O acesso fácil a medicamentos sem receita apresenta um problema particular em lares com crianças. Uma caixa de paracetamol deixada em uma mesa de centro, um xarope de sabor doce guardado em um armário acessível: uma ingestão acidental por uma criança pode ter consequências graves, mesmo com produtos considerados “inócuos” pelos adultos.

A ANSM insiste na necessidade de manter todo medicamento fora do alcance das crianças, idealmente em um espaço trancado. Essa recomendação não se aplica apenas a tratamentos com receita. Um simples frasco de solução nasal ou um tubo de creme contendo um princípio ativo pode provocar uma intoxicação em uma criança pequena.

Sortimento de medicamentos comuns de venda livre colocados sobre uma bancada de mármore branco

Posologia pediátrica e erro de dosagem

Outro perigo diz respeito à dosagem. As formas “adulto” e “criança” de um mesmo medicamento às vezes diferem apenas pela concentração.

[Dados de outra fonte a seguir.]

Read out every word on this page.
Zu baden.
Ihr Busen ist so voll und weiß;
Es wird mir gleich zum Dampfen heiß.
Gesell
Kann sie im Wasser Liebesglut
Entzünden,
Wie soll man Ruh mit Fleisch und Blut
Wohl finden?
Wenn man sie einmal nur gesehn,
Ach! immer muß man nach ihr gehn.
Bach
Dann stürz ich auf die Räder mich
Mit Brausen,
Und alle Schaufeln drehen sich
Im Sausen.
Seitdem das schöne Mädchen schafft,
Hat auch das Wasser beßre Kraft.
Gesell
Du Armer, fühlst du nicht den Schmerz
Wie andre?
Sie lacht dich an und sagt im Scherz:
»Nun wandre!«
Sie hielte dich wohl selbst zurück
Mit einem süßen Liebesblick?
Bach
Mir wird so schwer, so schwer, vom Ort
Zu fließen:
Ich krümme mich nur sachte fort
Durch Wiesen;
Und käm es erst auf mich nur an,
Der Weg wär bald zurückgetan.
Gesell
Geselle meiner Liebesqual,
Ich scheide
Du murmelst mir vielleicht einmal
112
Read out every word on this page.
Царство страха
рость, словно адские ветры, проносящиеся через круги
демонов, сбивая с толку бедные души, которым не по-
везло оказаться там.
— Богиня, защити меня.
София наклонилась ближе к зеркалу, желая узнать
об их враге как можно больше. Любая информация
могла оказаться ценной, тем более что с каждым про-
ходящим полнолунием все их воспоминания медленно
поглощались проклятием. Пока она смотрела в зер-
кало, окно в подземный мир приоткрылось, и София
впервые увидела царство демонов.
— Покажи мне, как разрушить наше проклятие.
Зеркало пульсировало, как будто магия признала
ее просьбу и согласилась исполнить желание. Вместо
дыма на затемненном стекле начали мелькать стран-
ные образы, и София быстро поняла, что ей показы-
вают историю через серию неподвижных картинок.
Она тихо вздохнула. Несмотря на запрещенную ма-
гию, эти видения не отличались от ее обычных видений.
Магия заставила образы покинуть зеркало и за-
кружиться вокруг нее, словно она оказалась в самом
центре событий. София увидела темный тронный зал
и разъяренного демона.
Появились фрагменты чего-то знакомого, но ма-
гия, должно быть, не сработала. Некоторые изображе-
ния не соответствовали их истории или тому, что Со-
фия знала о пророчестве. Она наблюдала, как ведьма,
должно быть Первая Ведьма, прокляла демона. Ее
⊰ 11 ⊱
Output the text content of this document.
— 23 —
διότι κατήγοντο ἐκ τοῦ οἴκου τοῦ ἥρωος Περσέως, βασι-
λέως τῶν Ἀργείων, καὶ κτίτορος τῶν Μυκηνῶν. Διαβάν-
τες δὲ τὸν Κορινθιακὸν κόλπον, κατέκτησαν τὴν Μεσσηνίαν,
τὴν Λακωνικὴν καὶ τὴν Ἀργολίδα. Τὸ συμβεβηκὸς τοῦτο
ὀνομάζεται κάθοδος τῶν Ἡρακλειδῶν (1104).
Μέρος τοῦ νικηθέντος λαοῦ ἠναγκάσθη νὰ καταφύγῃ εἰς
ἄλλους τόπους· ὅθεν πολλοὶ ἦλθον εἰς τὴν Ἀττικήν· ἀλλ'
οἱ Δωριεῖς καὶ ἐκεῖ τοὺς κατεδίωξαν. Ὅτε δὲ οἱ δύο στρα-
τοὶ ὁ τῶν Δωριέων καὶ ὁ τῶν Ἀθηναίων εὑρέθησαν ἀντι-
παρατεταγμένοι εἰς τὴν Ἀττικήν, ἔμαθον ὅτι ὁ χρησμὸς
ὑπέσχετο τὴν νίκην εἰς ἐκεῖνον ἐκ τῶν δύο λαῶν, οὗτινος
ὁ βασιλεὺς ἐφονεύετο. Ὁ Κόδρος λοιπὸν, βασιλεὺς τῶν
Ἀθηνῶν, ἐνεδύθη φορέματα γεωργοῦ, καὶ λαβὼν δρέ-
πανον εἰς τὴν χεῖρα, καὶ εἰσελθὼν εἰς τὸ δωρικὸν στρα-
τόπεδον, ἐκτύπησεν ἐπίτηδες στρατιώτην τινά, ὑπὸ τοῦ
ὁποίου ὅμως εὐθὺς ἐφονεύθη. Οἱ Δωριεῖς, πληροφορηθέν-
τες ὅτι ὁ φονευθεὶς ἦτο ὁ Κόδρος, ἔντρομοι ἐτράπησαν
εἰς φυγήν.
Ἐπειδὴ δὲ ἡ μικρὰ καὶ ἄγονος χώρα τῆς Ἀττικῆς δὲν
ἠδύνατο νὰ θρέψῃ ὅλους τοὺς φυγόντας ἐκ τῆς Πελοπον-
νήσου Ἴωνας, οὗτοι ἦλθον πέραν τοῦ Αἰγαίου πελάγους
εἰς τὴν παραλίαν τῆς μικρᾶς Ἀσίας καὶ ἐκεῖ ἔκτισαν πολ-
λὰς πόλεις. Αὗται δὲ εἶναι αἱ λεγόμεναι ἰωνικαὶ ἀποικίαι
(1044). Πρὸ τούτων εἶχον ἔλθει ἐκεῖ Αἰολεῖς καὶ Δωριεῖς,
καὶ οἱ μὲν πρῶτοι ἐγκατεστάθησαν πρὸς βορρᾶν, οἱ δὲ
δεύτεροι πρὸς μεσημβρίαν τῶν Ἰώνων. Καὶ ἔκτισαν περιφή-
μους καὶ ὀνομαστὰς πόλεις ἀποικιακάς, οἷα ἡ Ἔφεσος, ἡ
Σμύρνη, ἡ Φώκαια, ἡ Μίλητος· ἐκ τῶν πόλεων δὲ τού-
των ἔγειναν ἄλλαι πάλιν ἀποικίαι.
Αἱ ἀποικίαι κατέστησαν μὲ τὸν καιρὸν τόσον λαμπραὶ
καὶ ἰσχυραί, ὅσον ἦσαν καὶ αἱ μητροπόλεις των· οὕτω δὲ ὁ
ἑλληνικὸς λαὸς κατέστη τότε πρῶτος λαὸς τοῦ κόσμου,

Administrar uma dose adulta de paracetamol a uma criança de três anos expõe a uma toxicidade hepática severa. Os dispositivos dosadores (seringas, pipetas) fornecidos com as formas pediátricas existem por essa razão, e não são intercambiáveis de um produto para outro.

O papel do farmacêutico frente à automedicação

O farmacêutico continua sendo o último filtro antes da administração de um medicamento sem receita. Seu papel não se limita a vender: ele verifica a compatibilidade com os tratamentos em andamento, adapta o conselho à idade do paciente e orienta para um médico quando a situação justifica.

Esse filtro desaparece em dois casos. O primeiro: a compra de medicamentos online, onde o conselho é frequentemente reduzido a uma bula padronizada. O segundo: os medicamentos colocados em acesso livre nas prateleiras da farmácia, que o paciente pode pegar sem passar pelo balcão.

  • Sempre informar ao farmacêutico sobre os tratamentos já em andamento, mesmo aqueles que parecem não ter relação
  • Verificar a composição completa do produto (princípios ativos, excipientes) para evitar duplicidade de moléculas
  • Não prolongar um tratamento de venda livre além do período indicado na bula sem orientação médica
  • Manter os medicamentos em sua embalagem original com a bula, para poder verificar as contraindicações a qualquer momento

Um medicamento sem receita continua sendo um medicamento, com princípios ativos, efeitos indesejados potenciais e contraindicações. A facilidade de acesso não diminui em nada a potência farmacológica do produto. Tratar um sintoma benigno com um produto adequado, na dose certa e por um período limitado é uma abordagem razoável. Transformar a automedicação em um reflexo prolongado sem orientação profissional é confundir acessibilidade com inocuidade.